In a similar fashion, in an apparent attempt to claim the moral high ground, Mr. Terrone asserts that the motivation for the Talbot Boys’ military service was the preservation of slavery. Furthermore, presumably referring to supporters of the existing monument, he states ” But worse yet for these desperately uninformed people, they either don’t understand or are ignorant of the depravity of how slavery and white supremacy worked”.
Ironically, it was Maryland’s Unionist Legislature……as all “suspected” Southern sympathizers had already been illegally imprisoned and thus denied a vote…. which ratified the highly controversial Corwin Amendment.

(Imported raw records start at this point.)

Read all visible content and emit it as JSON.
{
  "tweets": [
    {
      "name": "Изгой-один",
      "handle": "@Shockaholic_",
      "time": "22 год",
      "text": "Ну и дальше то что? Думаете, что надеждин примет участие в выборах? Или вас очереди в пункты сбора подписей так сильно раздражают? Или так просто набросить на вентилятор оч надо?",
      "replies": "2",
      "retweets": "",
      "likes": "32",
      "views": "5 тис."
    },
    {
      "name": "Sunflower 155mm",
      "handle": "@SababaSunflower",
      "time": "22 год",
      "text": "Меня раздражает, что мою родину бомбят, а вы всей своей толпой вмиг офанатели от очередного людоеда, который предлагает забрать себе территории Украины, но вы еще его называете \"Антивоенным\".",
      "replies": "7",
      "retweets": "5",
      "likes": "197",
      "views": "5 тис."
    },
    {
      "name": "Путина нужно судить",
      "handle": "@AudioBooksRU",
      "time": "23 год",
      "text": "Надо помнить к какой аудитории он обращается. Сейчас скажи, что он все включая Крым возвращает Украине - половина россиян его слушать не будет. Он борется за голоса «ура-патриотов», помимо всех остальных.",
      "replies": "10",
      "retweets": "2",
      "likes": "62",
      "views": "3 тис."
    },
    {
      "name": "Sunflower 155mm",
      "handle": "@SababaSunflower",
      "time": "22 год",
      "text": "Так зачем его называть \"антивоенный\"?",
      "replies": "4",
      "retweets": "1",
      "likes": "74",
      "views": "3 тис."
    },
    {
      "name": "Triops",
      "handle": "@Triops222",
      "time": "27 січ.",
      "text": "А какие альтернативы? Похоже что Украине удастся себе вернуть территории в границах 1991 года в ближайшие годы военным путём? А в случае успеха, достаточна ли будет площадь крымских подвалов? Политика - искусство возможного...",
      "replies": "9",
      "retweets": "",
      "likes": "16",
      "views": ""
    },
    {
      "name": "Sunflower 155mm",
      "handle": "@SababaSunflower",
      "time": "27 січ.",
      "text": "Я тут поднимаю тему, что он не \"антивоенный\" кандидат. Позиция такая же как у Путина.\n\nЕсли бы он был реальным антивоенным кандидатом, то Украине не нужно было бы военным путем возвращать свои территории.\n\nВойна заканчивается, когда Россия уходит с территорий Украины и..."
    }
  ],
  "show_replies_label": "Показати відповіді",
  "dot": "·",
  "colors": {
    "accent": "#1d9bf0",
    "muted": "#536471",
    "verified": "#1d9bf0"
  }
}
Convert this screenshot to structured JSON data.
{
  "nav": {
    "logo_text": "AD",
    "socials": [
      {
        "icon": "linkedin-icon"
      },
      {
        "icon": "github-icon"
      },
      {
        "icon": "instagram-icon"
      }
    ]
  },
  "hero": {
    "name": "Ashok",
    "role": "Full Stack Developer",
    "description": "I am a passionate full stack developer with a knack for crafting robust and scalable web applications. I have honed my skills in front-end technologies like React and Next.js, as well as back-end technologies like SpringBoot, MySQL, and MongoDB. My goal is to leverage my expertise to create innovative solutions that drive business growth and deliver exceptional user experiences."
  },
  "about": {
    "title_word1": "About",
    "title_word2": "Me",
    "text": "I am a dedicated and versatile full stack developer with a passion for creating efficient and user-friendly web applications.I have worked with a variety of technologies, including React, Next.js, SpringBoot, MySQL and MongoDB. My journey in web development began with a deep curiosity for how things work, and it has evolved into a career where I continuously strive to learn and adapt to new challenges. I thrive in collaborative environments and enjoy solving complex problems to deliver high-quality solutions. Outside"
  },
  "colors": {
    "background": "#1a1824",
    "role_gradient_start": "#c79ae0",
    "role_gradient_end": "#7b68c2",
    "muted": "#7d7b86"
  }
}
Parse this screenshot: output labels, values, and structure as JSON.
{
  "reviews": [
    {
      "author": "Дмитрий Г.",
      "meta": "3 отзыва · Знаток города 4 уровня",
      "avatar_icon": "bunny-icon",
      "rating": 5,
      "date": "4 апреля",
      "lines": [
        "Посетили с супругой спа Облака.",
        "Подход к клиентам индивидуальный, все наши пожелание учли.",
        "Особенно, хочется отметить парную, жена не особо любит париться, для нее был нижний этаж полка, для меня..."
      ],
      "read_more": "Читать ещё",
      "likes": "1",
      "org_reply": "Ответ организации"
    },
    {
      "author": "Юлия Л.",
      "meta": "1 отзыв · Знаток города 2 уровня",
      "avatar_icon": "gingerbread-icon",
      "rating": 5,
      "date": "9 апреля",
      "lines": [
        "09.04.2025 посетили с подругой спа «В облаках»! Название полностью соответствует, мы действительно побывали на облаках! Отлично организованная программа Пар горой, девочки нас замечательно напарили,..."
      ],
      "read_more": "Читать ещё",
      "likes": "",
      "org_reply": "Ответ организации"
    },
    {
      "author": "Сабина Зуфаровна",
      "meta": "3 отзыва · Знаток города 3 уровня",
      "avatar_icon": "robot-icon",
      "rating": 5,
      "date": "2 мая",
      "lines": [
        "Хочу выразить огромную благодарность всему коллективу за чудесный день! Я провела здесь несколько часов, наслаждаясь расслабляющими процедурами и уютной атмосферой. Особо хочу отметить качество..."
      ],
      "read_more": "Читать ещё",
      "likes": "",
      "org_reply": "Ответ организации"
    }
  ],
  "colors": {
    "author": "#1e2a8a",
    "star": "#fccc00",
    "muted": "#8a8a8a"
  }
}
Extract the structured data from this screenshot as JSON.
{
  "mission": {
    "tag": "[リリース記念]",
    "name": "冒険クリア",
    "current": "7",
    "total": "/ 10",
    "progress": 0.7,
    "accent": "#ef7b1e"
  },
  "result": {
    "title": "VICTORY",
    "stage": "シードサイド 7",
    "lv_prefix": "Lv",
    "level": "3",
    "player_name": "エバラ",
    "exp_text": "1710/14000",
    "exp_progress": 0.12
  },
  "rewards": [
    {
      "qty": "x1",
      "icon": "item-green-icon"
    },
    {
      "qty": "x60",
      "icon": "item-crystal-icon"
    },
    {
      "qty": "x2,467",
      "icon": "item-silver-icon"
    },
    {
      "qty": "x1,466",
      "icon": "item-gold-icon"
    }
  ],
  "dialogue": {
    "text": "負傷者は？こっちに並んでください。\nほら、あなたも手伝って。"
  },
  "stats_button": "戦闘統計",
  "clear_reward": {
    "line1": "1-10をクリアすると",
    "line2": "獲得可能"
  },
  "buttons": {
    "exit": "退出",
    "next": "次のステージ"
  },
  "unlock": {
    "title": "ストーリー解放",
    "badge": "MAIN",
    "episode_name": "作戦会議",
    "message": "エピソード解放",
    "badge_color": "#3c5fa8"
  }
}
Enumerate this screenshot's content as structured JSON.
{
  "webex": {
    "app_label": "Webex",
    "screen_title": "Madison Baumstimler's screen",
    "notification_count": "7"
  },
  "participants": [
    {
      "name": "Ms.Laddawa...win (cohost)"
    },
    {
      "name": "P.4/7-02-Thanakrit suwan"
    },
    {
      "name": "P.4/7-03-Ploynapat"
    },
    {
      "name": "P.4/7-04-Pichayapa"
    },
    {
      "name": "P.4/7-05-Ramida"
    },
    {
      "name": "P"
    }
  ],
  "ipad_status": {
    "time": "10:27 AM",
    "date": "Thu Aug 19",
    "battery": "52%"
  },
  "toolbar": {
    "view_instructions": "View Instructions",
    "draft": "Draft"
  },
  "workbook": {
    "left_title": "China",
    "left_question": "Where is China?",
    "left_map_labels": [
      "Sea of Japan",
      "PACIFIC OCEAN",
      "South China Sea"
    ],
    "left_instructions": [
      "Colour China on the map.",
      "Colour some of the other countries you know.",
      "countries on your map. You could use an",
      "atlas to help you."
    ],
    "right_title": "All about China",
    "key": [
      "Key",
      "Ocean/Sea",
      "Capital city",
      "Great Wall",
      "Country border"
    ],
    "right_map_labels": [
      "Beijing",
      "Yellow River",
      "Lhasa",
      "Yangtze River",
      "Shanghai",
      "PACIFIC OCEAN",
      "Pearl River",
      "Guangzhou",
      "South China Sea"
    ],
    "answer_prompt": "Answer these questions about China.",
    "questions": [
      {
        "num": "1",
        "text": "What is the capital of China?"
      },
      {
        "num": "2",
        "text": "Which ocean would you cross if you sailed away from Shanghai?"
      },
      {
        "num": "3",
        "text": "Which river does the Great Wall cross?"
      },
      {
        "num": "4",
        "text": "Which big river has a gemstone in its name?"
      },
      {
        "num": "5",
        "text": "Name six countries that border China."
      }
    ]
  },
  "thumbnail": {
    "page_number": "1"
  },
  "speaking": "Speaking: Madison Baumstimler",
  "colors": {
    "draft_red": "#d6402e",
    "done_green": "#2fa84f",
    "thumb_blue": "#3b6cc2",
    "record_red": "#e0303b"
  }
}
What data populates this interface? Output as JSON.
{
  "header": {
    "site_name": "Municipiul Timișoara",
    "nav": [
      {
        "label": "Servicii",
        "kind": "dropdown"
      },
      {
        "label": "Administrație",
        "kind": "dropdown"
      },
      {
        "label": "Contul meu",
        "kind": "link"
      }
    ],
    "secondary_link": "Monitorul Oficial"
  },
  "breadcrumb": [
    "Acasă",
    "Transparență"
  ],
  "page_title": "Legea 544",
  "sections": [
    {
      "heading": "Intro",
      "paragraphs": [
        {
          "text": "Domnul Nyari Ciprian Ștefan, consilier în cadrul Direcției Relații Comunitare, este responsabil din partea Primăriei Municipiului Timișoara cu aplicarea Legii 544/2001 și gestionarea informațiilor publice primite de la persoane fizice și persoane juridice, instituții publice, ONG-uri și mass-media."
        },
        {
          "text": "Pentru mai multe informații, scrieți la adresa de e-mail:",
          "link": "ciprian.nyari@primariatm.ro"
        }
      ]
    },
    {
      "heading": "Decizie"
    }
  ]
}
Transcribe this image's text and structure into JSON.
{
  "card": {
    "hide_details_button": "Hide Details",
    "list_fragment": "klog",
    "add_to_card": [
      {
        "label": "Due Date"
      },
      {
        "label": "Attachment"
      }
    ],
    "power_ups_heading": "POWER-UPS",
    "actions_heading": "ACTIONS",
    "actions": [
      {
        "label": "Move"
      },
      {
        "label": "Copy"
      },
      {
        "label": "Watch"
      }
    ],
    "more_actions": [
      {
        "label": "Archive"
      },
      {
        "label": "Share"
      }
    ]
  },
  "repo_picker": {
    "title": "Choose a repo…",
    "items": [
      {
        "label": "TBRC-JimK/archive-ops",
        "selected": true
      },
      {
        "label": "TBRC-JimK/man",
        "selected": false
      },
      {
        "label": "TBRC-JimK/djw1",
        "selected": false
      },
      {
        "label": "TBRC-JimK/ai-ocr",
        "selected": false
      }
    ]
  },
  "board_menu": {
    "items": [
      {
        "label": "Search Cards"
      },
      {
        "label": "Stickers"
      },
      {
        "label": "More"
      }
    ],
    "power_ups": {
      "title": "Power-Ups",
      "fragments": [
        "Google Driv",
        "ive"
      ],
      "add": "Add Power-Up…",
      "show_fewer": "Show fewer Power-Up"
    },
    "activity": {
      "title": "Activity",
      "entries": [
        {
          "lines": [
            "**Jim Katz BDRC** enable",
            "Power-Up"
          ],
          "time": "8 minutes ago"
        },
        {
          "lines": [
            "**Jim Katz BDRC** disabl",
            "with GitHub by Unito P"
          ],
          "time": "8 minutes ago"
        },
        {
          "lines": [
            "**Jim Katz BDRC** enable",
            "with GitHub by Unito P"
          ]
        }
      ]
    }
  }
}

The amendment stated, “No amendment shall be made to the Constitution which will authorize or give to Congress the power to abolish or interfere, within any State, with the domestic institutions thereof, including that of persons held to labor or service by the laws of said State.” Upon ratification, the Constitutional amendment would have allowed the practice of slavery to continue in perpetuity without federal interference. Maryland ratified this amendment on January 10, 1862, 10 months after the initiation of hostilities. Such obvious support of a measure to preserve slavery, in perpetuity, should cause a reasonable person to question the true motivations of the war. Was Maryland’s lauded Unionist legislature desperately uninformed or ignorant of how slavery and white supremacy worked or is a double standard being employed?
Paul Callahan says
For any reader interested please go to http://www.preservetalbothistory.org and go into the article titled “Talbot Boys Enlistment Data Correlated to Historical Events” At the bottom of that article you will find a link to a graph that shows the Boys enlistment dates correlated to historical events.
There also is a link to the database that lists each enlistment date that we found for each individual Talbot Boy. There is much more additional information provided. See which ones of our Boys fought and died at Gettysburg, at Hatcher’s Run, Cedar Mountain etc. See which Talbot Boys surrendered at Appomattox Court House and which ones were captured and were POWs. One of our Talbot Boys was wounded at Gettysburg, left on the field and after recovering as a POW he was part of a prisoner “exchange” between the Union and Confederates and where he later died in another battle. There is also information as to where some are now buried.
When you review the detail of this historical documentation of our Talbot ancestors please keep in mind that it was your fellow Talbot citizens that put in hundred’s of volunteer hours to uncover this information.
Paul Callahan says
Mr. Terrone, the number of Talbot Countians of African descent that fought for the Union is 673 and counting not “400” as you state. This is from the research being conducted by Dr. Clara Smalls.
Initial research leads us to also believe the number of white Talbot Citizens that joined the Union is far fewer than the 500+ you assert.